The Green Initiative Fund (TGIF) was started in 2006, passed by overwhelming student majority vote to increase student fees on behalf of the environment. The fund supports roughly $170,000 a year in sustainability projects across campus that aim to reduce UCSB's environmental impact. Procurement has proposed and been awarded grants for several successful projects since the fund’s creation.


The TGIF Grants Committee awarded funding for our proposal to hire a student for an academic quarter to do a comprehensive written analysis between the two existing accredited certification standards for electronics recyclers:

  • Responsible Recycling ("R2") Standard for Electronics Recyclers
  • e-Stewards® Standard for Responsible Recycling and Reuse of Electronic Equipment© ("e-Stewards®")

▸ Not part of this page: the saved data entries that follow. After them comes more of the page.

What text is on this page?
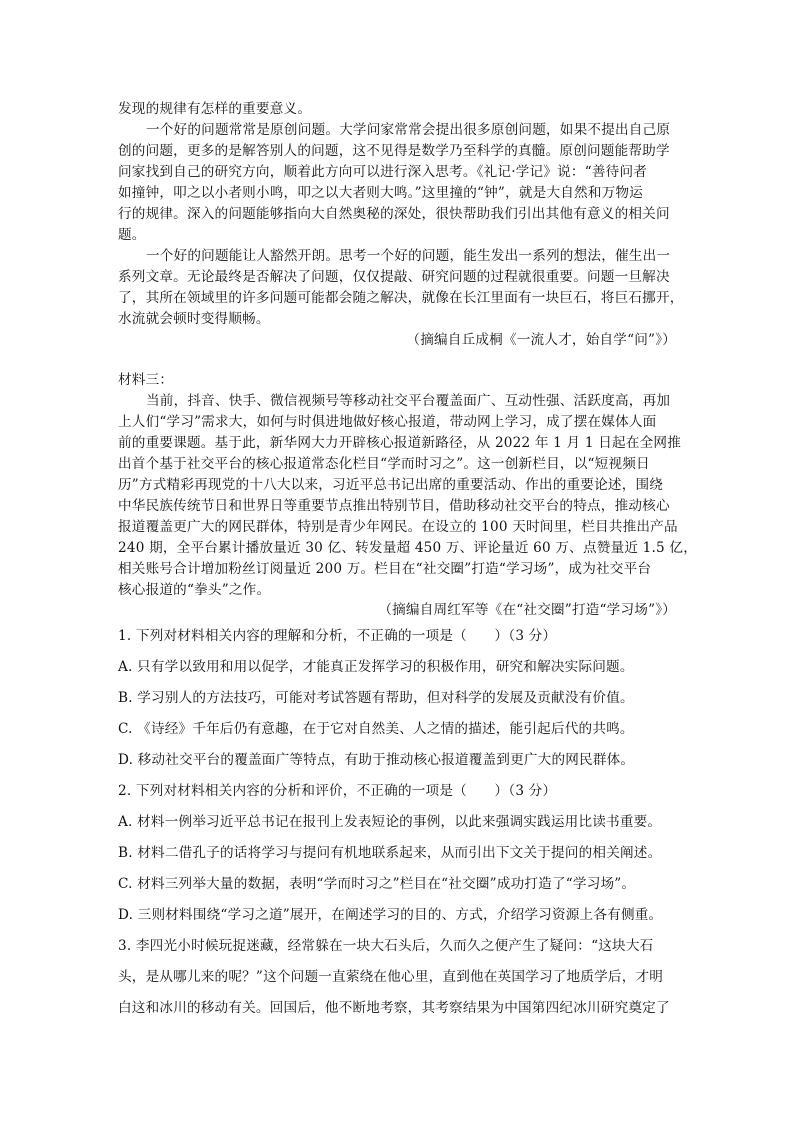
发现的规律有怎样的重要意义。
一个好的问题常常是原创问题。大学问家常常会提出很多原创问题，如果不提出自己原
创的问题，更多的是解答别人的问题，这不见得是数学乃至科学的真髓。原创问题能帮助学
问家找到自己的研究方向，顺着此方向可以进行深入思考。《礼记·学记》说：“善待问者
如撞钟，叩之以小者则小鸣，叩之以大者则大鸣。”这里撞的“钟”，就是大自然和万物运
行的规律。深入的问题能够指向大自然奥秘的深处，很快帮助我们引出其他有意义的相关问
题。
一个好的问题能让人豁然开朗。思考一个好的问题，能生发出一系列的想法，催生出一
系列文章。无论最终是否解决了问题，仅仅提敲、研究问题的过程就很重要。问题一旦解决
了，其所在领域里的许多问题可能都会随之解决，就像在长江里面有一块巨石，将巨石挪开，
水流就会顿时变得顺畅。
（摘编自丘成桐《一流人才，始自学“问”》）
材料三：
当前，抖音、快手、微信视频号等移动社交平台覆盖面广、互动性强、活跃度高，再加
上人们“学习”需求大，如何与时俱进地做好核心报道，带动网上学习，成了摆在媒体人面
前的重要课题。基于此，新华网大力开辟核心报道新路径，从 2022 年 1 月 1 日起在全网推
出首个基于社交平台的核心报道常态化栏目“学而时习之”。这一创新栏目，以“短视频日
历”方式精彩再现党的十八大以来，习近平总书记出席的重要活动、作出的重要论述，围绕
中华民族传统节日和世界日等重要节点推出特别节目，借助移动社交平台的特点，推动核心
报道覆盖更广大的网民群体，特别是青少年网民。在设立的 100 天时间里，栏目共推出产品
240 期，全平台累计播放量近 30 亿、转发量超 450 万、评论量近 60 万、点赞量近 1.5 亿，
相关账号合计增加粉丝订阅量近 200 万。栏目在“社交圈”打造“学习场”，成为社交平台
核心报道的“拳头”之作。
（摘编自周红军等《在“社交圈”打造“学习场”》）
1. 下列对材料相关内容的理解和分析，不正确的一项是（　　）（3 分）
A. 只有学以致用和用以促学，才能真正发挥学习的积极作用，研究和解决实际问题。
B. 学习别人的方法技巧，可能对考试答题有帮助，但对科学的发展及贡献没有价值。
C. 《诗经》千年后仍有意趣，在于它对自然美、人之情的描述，能引起后代的共鸣。
D. 移动社交平台的覆盖面广等特点，有助于推动核心报道覆盖到更广大的网民群体。
2. 下列对材料相关内容的分析和评价，不正确的一项是（　　）（3 分）
A. 材料一例举习近平总书记在报刊上发表短论的事例，以此来强调实践运用比读书重要。
B. 材料二借孔子的话将学习与提问有机地联系起来，从而引出下文关于提问的相关阐述。
C. 材料三列举大量的数据，表明“学而时习之”栏目在“社交圈”成功打造了“学习场”。
D. 三则材料围绕“学习之道”展开，在阐述学习的目的、方式，介绍学习资源上各有侧重。
3. 李四光小时候玩捉迷藏，经常躲在一块大石头后，久而久之便产生了疑问：“这块大石
头，是从哪儿来的呢？”这个问题一直萦绕在他心里，直到他在英国学习了地质学后，才明
白这和冰川的移动有关。回国后，他不断地考察，其考察结果为中国第四纪冰川研究奠定了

Both standards are recognized and accredited by the EPA, however the UC has had a policy for many years requiring the use of e-Stewards certified recyclers for the disposal of University electronics (UC Sustainable Practices Policy). In 2020, both standards were significantly updated, and over the past several years, the increased costs and limited availability of e-Stewards companies has raised the question of why UC Policy requires this standard. Several UC campuses have exempted themselves from this policy requirement and choose to work with R2-certified companies. So far, no independent, comprehensive analysis has been done of the new versions of the standards to ensure that the UC’s e-Stewards Policy is still the most economically, socially, and environmentally responsible option for UCSB.

Review the full proposal here.

Screenshot Top 10 CBORD Categories for Global Warming Potential

The TGIF Grants Committee awarded funding for a summer intern to work with UCSB’s Residential Dining Services (RDS) to measure the life cycle impacts of UCSB’s food purchases by RDS, using a Life Cycle Assessment (LCA) framework. The objectives of the project were to identify the food categories purchased by UCSB with the greatest sustainability impacts, or “hot spots”. The specific environmental impacts measured were global warming (kg CO 2 equivalents), human health cancer-causing potential (CTUcancer), and human health non-cancer-causing potential (CTUnoncancer).

In 2017, the total amount of food purchased was $6,319,354. From this spend data, the following overall impacts from the food production were determined:

  • Global warming potential was 8,236 metric tonnes CO 2 equivalents
  • Human health cancer-causing potential was 0.00809 CTUcancer
  • Human health cancer-causing potential was 0.3592 CTUnoncancer

The intern evaluated and recommended strategies to reduce life cycle impacts of food purchases, and developed measurable targets and a roadmap for more sustainable food procurement and sustainability information. This data indicates that UCSB is actively engaged in creating meals using lower carbon-emitting foods overall.

Read the full report here.

Dyson Airblades

Converted ten of the highest use restrooms on campus, outside lecture halls at Girvetz, Physical Sciences Building North, North Hall, and Chemistry from paper towel dispensers to high speed electric hand dryers. These energy-efficient hand dryers provide a quick, sanitary, and waste-free alternative to paper towels, using less water, and emitting less carbon dioxide across their lifecycle than the manufacturing and disposal of paper towels. This project is estimated to yield annual savings of nearly $10,000, waste reductions of over 13,000 pounds, carbon emission reductions by 76%, and a payback of just over 3 years.

Energy Efficient hand dryers final report

Hired a graduate student to work with purchasing staff to analyze the distribution of vendor goods in order to determine the feasibility and sustainability value of cross dock last mile delivery using electric vehicles. At UCSB, a large fleet of gas burning vehicles delivers packages to hundreds of locations in and around the campus every day. Many of these deliveries originate from a small population of vendors that could significantly reduce their carbon emissions by consolidating delivery routes to a single delivery point for a last mile delivery by a dedicated campus-based fleet of low impact green vehicles.

Hired a student team to analyze the spend behavior of campus and establish criteria to eliminate green washing of Gateway catalog products. The students classified green or sustainable product attribute data into the Gateway product catalogs. By providing transparent and reliable sustainability information that is easily accessible to campus buyers, this project helped increase the purchase of sustainable goods and services at UCSB. Data on purchasing behavior resulting from the project assisted procurement staff in identifying patterns and training opportunities in environmentally preferable purchasing.